The Andrew Young School of Policy Studies is pleased to welcome four new faculty to its ranks for the 2016-2017 academic year.
Among this year’s new faculty is Distinguished University Professor Jan Nijman, a pioneer in urban studies and a trained geographer. He is the director of the Georgia State University’s new Urban Studies Institute housed in the school.
Nijman’s primary research interests are urban theory, urban and regional development, and global comparative urban studies. His research projects focus on suburbanization and metropolitan transformations in the United States and Canada; the historical origins and future prospects of Amsterdam’s 400-year old designed Canal District; and the relationship between urbanization and development in India. He also has regional expertise in North America, West Europe and South Asia.

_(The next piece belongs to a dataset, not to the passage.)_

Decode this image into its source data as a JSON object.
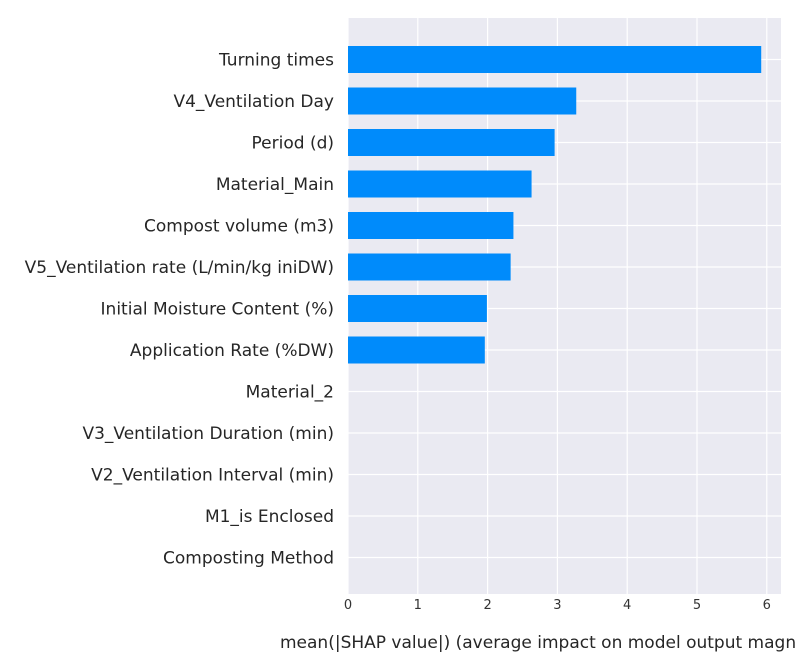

A native of the Netherlands, Nijman’s research has been funded by various grants, including the National Science Foundation, Association of American Geographers, National Geographic Society, Guggenheim Foundation, Social Sciences and Humanities Research Council of Canada, and the Dutch National Science Foundation.
Nijman most recently served as professor and chair of urban studies at the University of Amsterdam, where he was founding director of the Center for Urban Studies and continues to hold a position as professor of urban studies. He also worked at the University of Miami, where he created a new program in urban studies.

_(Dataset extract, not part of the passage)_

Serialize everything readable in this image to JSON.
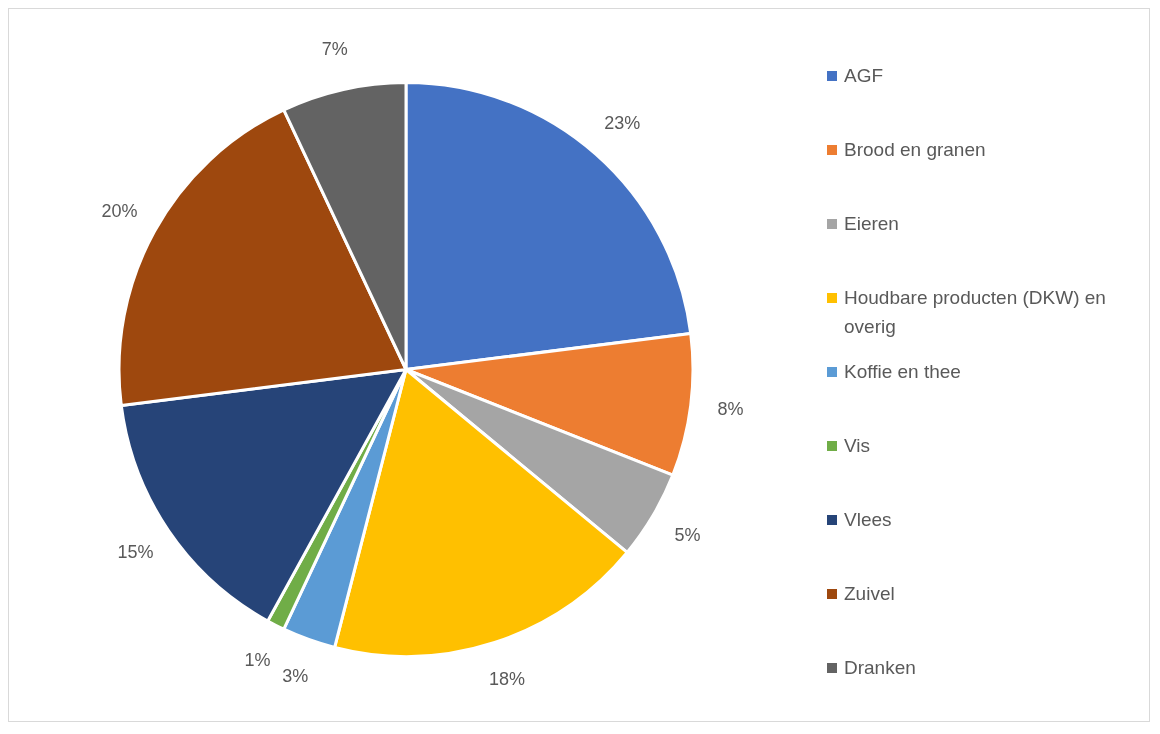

He is the author of five books and more than 100 other publications in a wide range of international journals, including Regional Studies, American Behavioral Scientist, Environment and Planning, and Suburban Governance: A Global View.
Nijman has long been affiliated with the National Geographic Society, first as a member of the Committee for Research & Exploration (2002-2011) and, since 2011, as chair of the society’s Global Exploration Fund in Europe.
His professional honors include the J. Warren Nystrom Award for best doctoral dissertation in geography and the J.B. Jackson book award from the American Association of Geographers, the University Teaching Award at the University of Miami and a Guggenheim Fellowship.
Nijman holds a doctorate in geography from the University of Colorado.
Chris Markl is a visiting professor of social entrepreneurship in the Department of Public Management and Policy.
Prior to joining the Andrew Young School, Markl was a social entrepreneur in residence at Florida State University’s Center for Undergraduate Research and Academic Engagement. A social entrepreneur, Markl founded Kourage Athletics which leveraged the storied tradition of Kenyan runners to create authentically Kenyan running apparel. Kourage sold products to over 20-countries, was featured on CNN and worked with Olympian medalists. Markl also founded and led two charity cross-country bicycle rides. Outside of his entrepreneurship experience, he has worked as an economic analyst in emerging economies. His experience varies from building and monitoring an evaluation system in the Middle East to working in textile factories in Latin America.
Louis Perrault is an assistant professor in the Department of Economics.
His primary research interests are public finance and optimal taxation. Recent work has focused on the long-term effects of income taxation and their implications on fiscal policy.
Perrault has worked as an economist for the Competition Bureau, Canada’s antitrust agency. In his position at the bureau, he analyzed the likely impacts of complex mergers, anticompetitive practices and alleged criminal conducts.
He holds a doctorate in economics from the Queen’s University of Kingston.
Anne Shlay, a professor of sociology in the College of Arts & Sciences, is an affiliated faculty member with the Andrew Young School of Policy Studies.
Shlay’s research has spanned many topics, including urban development, spatial inequality, neighborhood change, housing policy and preferences, child care policy, and homelessness. She conducts both basic and applied research and is an experienced program evaluator.
Her recent publications are “Transnational Rights to Barcelona: Senegalese Immigrants and Urban Regeneration” (with Emma Giloth in Revista de Derecho Urbanistico, 2015); “Gentrification and the Right to the City: Community Conflict and Casinos” (with John Balzarini in Journal of Urban Affairs, 2015); “Life, Liberty and the Pursuit of Housing: Rethinking Renting and Owning in Post-Crisis America” (in Housing Studies, 2014); and “Whose Right to Jerusalem” (with Gillad Rosen in International Journal of Urban and Regional Research, 2014).
Shlay is the author (with Gillad Rosen) of “Jerusalem: The Spatial Politics of a Divided Metropolis” (Polity, 2015). Based on 90 key informant interviews and on-site research, the book examines the social and political underpinnings of the conflict over Jerusalem and is a comprehensive analysis of the groups and ideologies that perpetuate this battle over what is the global poster child for contested cities.
In addition to her research, Shlay teaches a variety of classes on urban and housing issues as well as Jerusalem. She holds a doctorate in sociology from the University of Massachusetts.
The Andrew Young School of Policy Studies, which celebrates its 20th anniversary this year, ranks among the top 10 percent of the nation’s public affairs graduate schools.